Le Conseil a publié une déclaration conjointe finale à la fin de la 40e réunion du CCG le 10 décembre, stipulant la nécessité de renforcer les alliances avec plusieurs pays, dont le Maroc et la Jordanie.

Le paragraphe 83 du communiqué final conjoint indique que le Conseil suprême "a ordonné que les partenariats stratégiques existants soient renforcés avec les pays frères, dont la Jordanie, le Maroc, le Soudan, l'Iraq, la Ligue arabe et l'Organisation de coopération islamique".

Cette déclaration n’est pas surprenante car les membres du CCG, en particulier l’Arabie Saoudite et les Émirats Arabes Unis, ont récemment réitéré leur détermination à continuer de soutenir les principaux intérêts du Maroc, y compris son intégrité territoriale.Ces vœux interviennent après des prétendues frictions entre le Maroc et ses deux alliés.

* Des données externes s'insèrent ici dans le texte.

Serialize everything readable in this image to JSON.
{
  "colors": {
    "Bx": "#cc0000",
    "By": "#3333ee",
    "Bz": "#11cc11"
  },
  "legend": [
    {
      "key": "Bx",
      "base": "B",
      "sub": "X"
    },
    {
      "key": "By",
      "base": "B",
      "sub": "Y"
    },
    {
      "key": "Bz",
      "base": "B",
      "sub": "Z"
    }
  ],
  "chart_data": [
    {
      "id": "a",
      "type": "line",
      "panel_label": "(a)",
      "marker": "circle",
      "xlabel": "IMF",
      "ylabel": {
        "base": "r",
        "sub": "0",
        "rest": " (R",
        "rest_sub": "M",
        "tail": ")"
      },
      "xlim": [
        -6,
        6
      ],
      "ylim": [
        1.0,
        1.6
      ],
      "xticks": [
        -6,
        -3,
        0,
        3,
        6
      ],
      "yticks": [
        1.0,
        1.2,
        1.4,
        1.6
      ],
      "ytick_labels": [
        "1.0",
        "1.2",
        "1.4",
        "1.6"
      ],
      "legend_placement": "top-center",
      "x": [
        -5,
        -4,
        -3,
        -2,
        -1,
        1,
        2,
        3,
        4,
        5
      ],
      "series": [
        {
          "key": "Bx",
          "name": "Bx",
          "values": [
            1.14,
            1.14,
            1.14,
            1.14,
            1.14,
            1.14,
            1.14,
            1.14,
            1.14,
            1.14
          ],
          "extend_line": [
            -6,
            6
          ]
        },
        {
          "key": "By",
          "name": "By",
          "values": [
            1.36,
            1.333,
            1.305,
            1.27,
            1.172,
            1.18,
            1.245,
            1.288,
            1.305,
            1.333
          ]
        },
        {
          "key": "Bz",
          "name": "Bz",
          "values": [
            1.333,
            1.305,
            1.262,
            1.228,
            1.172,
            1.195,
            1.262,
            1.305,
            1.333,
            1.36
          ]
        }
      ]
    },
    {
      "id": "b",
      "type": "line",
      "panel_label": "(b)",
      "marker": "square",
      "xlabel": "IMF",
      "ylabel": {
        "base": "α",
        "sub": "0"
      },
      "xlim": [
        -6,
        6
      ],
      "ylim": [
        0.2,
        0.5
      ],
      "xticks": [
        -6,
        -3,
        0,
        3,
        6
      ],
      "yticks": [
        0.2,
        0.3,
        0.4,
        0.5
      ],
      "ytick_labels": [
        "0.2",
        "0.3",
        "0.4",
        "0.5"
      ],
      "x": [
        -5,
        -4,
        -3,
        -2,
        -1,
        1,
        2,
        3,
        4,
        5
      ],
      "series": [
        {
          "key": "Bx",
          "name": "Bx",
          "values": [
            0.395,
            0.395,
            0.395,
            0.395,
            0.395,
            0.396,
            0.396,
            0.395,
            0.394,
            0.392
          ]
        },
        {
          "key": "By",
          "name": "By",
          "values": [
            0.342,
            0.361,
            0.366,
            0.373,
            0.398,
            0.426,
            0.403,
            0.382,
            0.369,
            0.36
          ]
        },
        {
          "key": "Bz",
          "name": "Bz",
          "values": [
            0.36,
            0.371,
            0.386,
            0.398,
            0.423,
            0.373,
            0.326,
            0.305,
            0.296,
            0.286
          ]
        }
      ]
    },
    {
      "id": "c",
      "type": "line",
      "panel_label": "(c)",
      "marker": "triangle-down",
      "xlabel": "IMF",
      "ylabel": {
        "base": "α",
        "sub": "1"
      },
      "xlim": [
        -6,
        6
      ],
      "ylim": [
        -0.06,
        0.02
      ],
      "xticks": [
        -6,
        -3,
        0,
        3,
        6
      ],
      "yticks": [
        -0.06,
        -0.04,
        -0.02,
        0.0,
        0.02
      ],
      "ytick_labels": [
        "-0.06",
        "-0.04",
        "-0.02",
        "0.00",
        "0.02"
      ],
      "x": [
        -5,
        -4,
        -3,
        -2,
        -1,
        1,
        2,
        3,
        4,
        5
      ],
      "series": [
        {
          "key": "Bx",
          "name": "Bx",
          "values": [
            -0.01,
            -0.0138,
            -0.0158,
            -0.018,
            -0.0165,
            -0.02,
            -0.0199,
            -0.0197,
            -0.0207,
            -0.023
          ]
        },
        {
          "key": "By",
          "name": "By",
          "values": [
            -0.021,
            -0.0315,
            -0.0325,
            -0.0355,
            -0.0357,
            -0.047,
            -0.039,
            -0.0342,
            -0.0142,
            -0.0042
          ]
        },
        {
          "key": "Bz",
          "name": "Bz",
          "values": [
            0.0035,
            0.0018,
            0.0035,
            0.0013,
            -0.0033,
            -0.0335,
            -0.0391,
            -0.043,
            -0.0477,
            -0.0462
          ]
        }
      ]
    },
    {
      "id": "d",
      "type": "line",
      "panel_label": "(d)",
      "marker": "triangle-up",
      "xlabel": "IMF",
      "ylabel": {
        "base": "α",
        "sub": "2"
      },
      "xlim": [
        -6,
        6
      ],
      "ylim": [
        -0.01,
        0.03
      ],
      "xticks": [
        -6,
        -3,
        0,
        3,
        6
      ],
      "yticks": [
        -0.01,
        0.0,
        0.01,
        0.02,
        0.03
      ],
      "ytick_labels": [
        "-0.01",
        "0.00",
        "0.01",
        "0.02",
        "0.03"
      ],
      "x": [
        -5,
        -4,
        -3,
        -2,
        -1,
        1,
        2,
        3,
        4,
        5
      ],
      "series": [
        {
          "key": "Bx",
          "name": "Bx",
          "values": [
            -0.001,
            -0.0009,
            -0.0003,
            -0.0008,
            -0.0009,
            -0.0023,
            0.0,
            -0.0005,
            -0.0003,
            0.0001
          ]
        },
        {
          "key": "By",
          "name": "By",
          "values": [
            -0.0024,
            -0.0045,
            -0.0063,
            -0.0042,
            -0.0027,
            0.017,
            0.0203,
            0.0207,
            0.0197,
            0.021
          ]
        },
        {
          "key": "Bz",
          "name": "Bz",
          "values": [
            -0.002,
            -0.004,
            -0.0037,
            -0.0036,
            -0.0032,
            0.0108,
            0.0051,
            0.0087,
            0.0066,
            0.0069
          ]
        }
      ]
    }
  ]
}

La faille signalée a commencé fin 2018, lorsque l'Arabie Saoudite a fait pression contre la candidature du Maroc à l'organisation de la Coupe du monde 2026.

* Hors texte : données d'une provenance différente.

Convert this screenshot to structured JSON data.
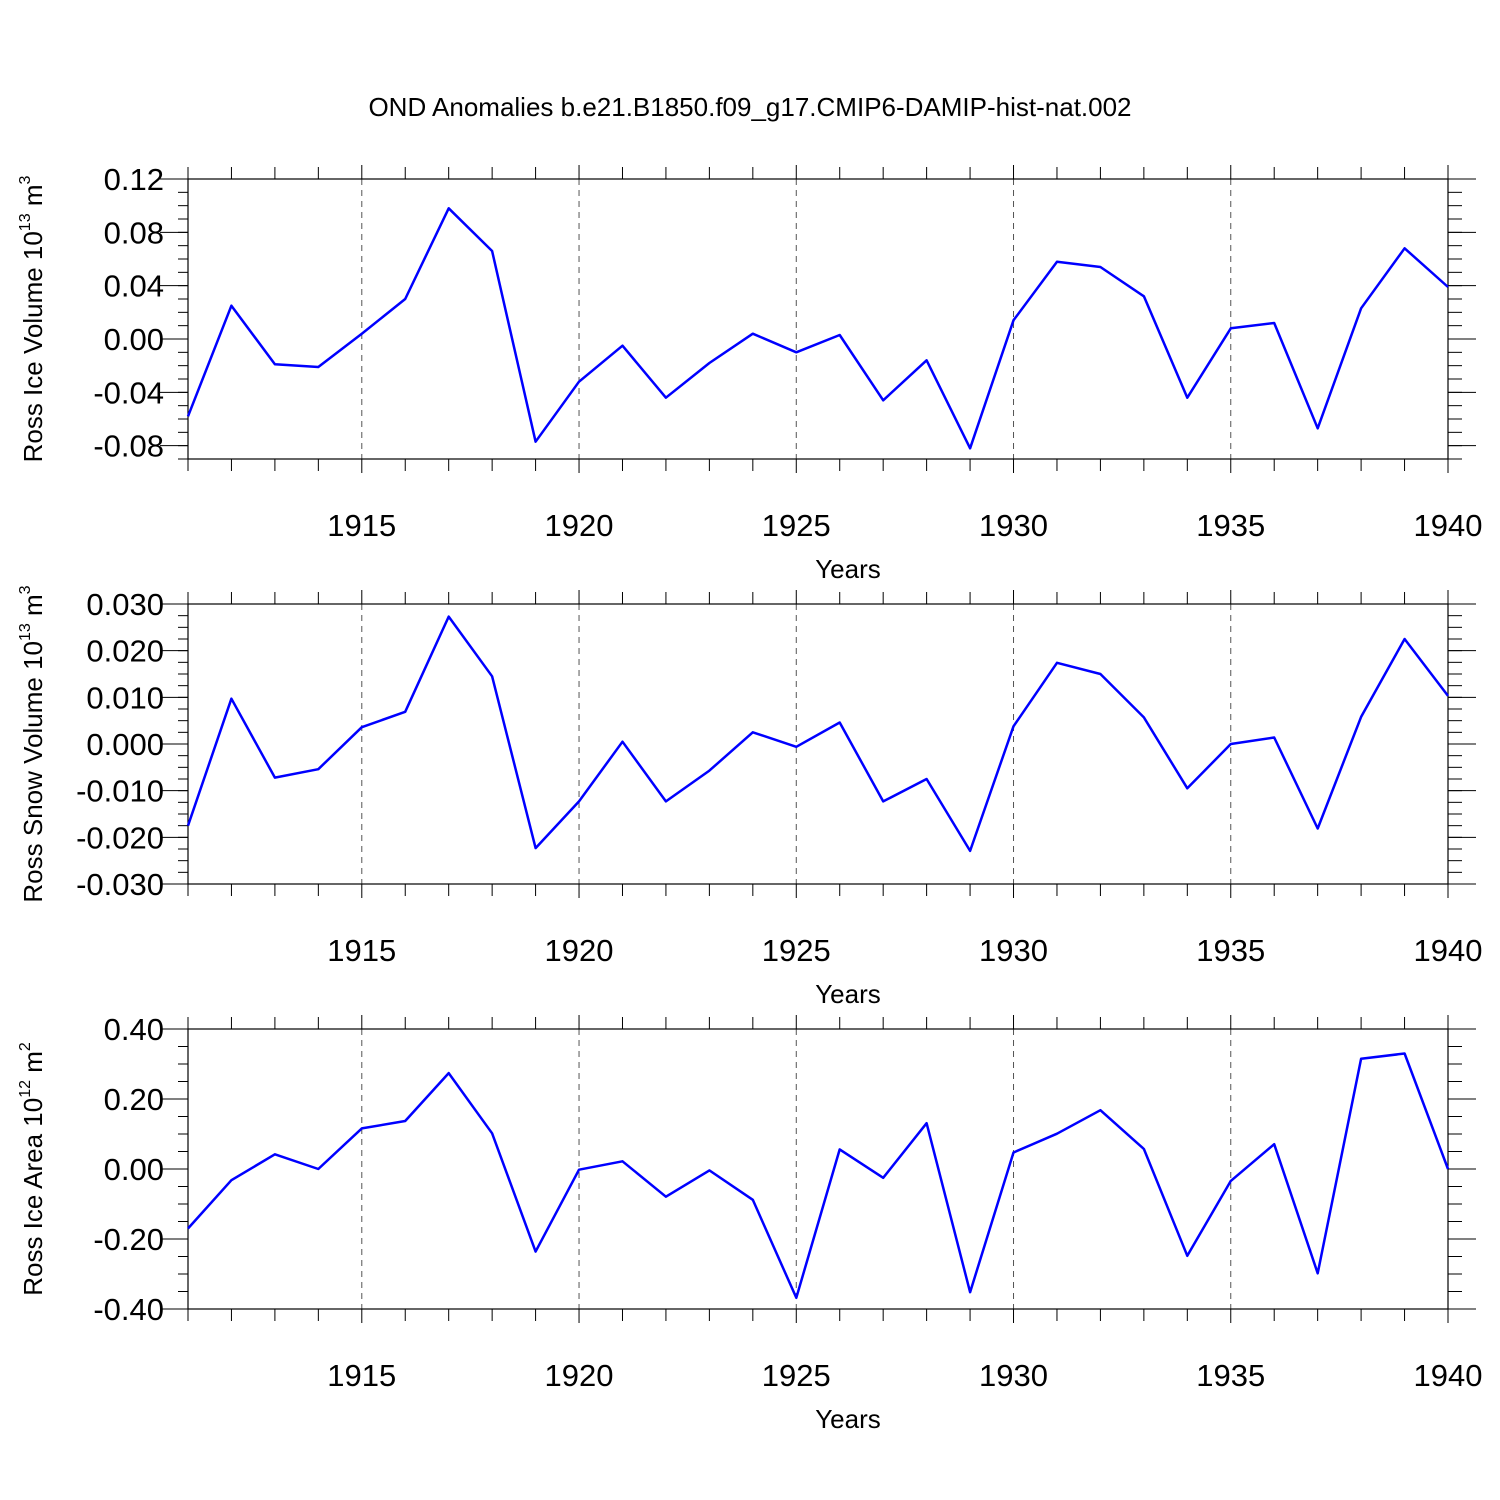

Turki Al Sheikh, l'un des hauts responsables du palais saoudien, qui entretient des relations fortes avec le prince héritier saoudien Mohammed bin Salman, a fait des commentaires hostiles sur le Maroc tout au long de la candidature. L’Arabie saoudite a ensuite voté pour l’adversaire du Maroc, l’ Amérique du Nord.

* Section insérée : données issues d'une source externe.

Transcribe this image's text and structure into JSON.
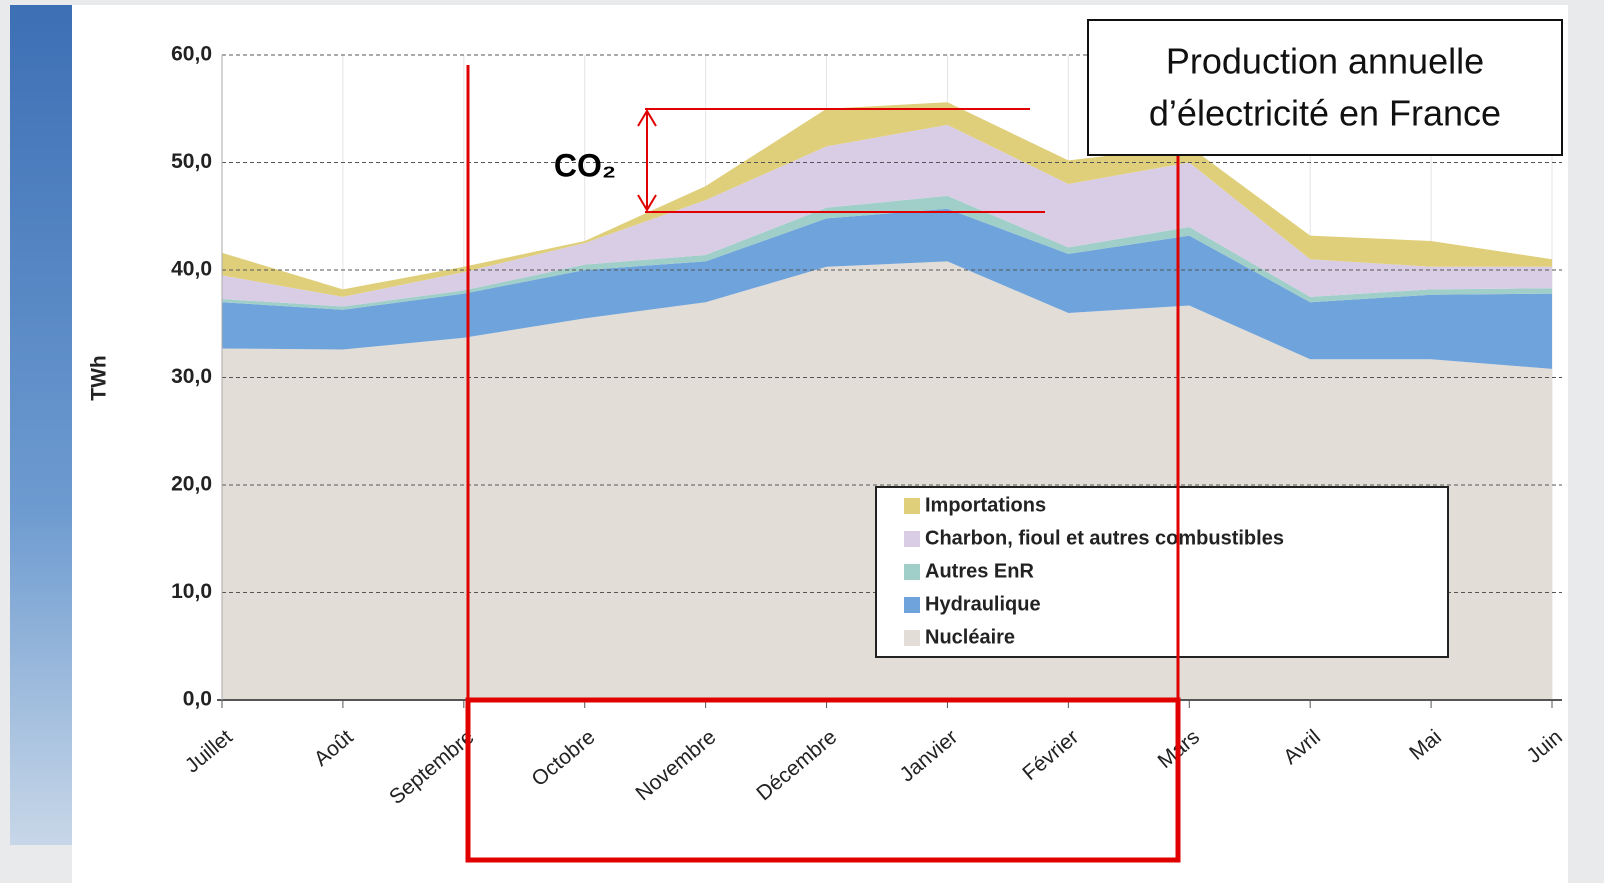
{
  "chart_data": {
    "type": "stacked_area",
    "title_lines": [
      "Production annuelle",
      "d’électricité en France"
    ],
    "annotation": "CO₂",
    "y_label": "TWh",
    "categories": [
      "Juillet",
      "Août",
      "Septembre",
      "Octobre",
      "Novembre",
      "Décembre",
      "Janvier",
      "Février",
      "Mars",
      "Avril",
      "Mai",
      "Juin"
    ],
    "series": [
      {
        "name": "Nucléaire",
        "color": "#e2ddd6",
        "values": [
          32.7,
          32.6,
          33.7,
          35.5,
          37.0,
          40.3,
          40.8,
          36.0,
          36.7,
          31.7,
          31.7,
          30.8
        ]
      },
      {
        "name": "Hydraulique",
        "color": "#6fa3dc",
        "values": [
          4.3,
          3.7,
          4.1,
          4.5,
          3.8,
          4.5,
          4.9,
          5.5,
          6.5,
          5.3,
          6.0,
          7.0
        ]
      },
      {
        "name": "Autres EnR",
        "color": "#9fcfc8",
        "values": [
          0.3,
          0.3,
          0.3,
          0.5,
          0.6,
          1.0,
          1.2,
          0.6,
          0.8,
          0.5,
          0.5,
          0.5
        ]
      },
      {
        "name": "Charbon, fioul et autres combustibles",
        "color": "#d9cde6",
        "values": [
          2.2,
          0.9,
          1.7,
          2.0,
          5.1,
          5.7,
          6.6,
          5.9,
          6.0,
          3.5,
          2.1,
          2.0
        ]
      },
      {
        "name": "Importations",
        "color": "#e0cf7a",
        "values": [
          2.1,
          0.7,
          0.5,
          0.2,
          1.3,
          3.5,
          2.1,
          2.2,
          1.5,
          2.2,
          2.4,
          0.7
        ]
      }
    ],
    "ylim": [
      0,
      60
    ],
    "yticks": [
      {
        "value": 0,
        "label": "0,0"
      },
      {
        "value": 10,
        "label": "10,0"
      },
      {
        "value": 20,
        "label": "20,0"
      },
      {
        "value": 30,
        "label": "30,0"
      },
      {
        "value": 40,
        "label": "40,0"
      },
      {
        "value": 50,
        "label": "50,0"
      },
      {
        "value": 60,
        "label": "60,0"
      }
    ],
    "grid": true
  }
}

Les chaînes diplomatiques marocaines ont senti les mouvements hostiles de l'Arabie Saoudite depuis 2018, selon une déclaration d’une source anonyme du ministère marocain des Affaires étrangères en juin 2018.

"C'est juste une question de temps. Rabat prend son temps pour connaître les intentions et les priorités des nouvelles autorités saoudiennes. Au final, les intérêts nationaux du Maroc prévaudront toujours », a déclaré la même une source

Les observateurs estiment que la tension a augmenté fin janvier de cette année, après une interview diffusée par Al Jazeera avec le ministre marocain des Affaires étrangères Nasser Bourita, qui a renouvelé la diplomatie indépendante du Maroc sur le blocus du Qatar, la guerre du Yémen et d'autres problèmes régionaux.

Un mois après l’interview, la chaîne saoudienne Al Arabiya a diffusé un documentaire mettant en cause l’intégrité territoriale et la souveraineté du Maroc sur le Sahara occidental.

Les rapports suggèrent que le Maroc a rappelé ses deux ambassadeurs des EAU et d'Arabie Saoudite après le documentaire.

Le ministre des affaires étrangères a cependant démenti le rappel des envoyés. Au lieu de cela, il a fait valoir que le Maroc a convoqué les deux émissaires pour "des consultations sur les profondes chances que la région du Golfe connaît au niveau des relations entre les pays du Golfe et le Maroc".

Tout au long de 2019, le ministre marocain des affaires étrangères a nié tout conflit avec l'Arabie Saoudite et les Émirats Arabes Unis, affirmant que les relations entre les alliés sont historiques et stratégiques.

En mars, le responsable a reconnu que les relations entre les trois pays devraient être basées sur la réciprocité.

«Il peut arriver que nous ne soyons pas d'accord sur certaines questions. La politique étrangère est une question de souveraineté, et le Maroc est également basée sur des principes et des constantes », a expliqué Bourita.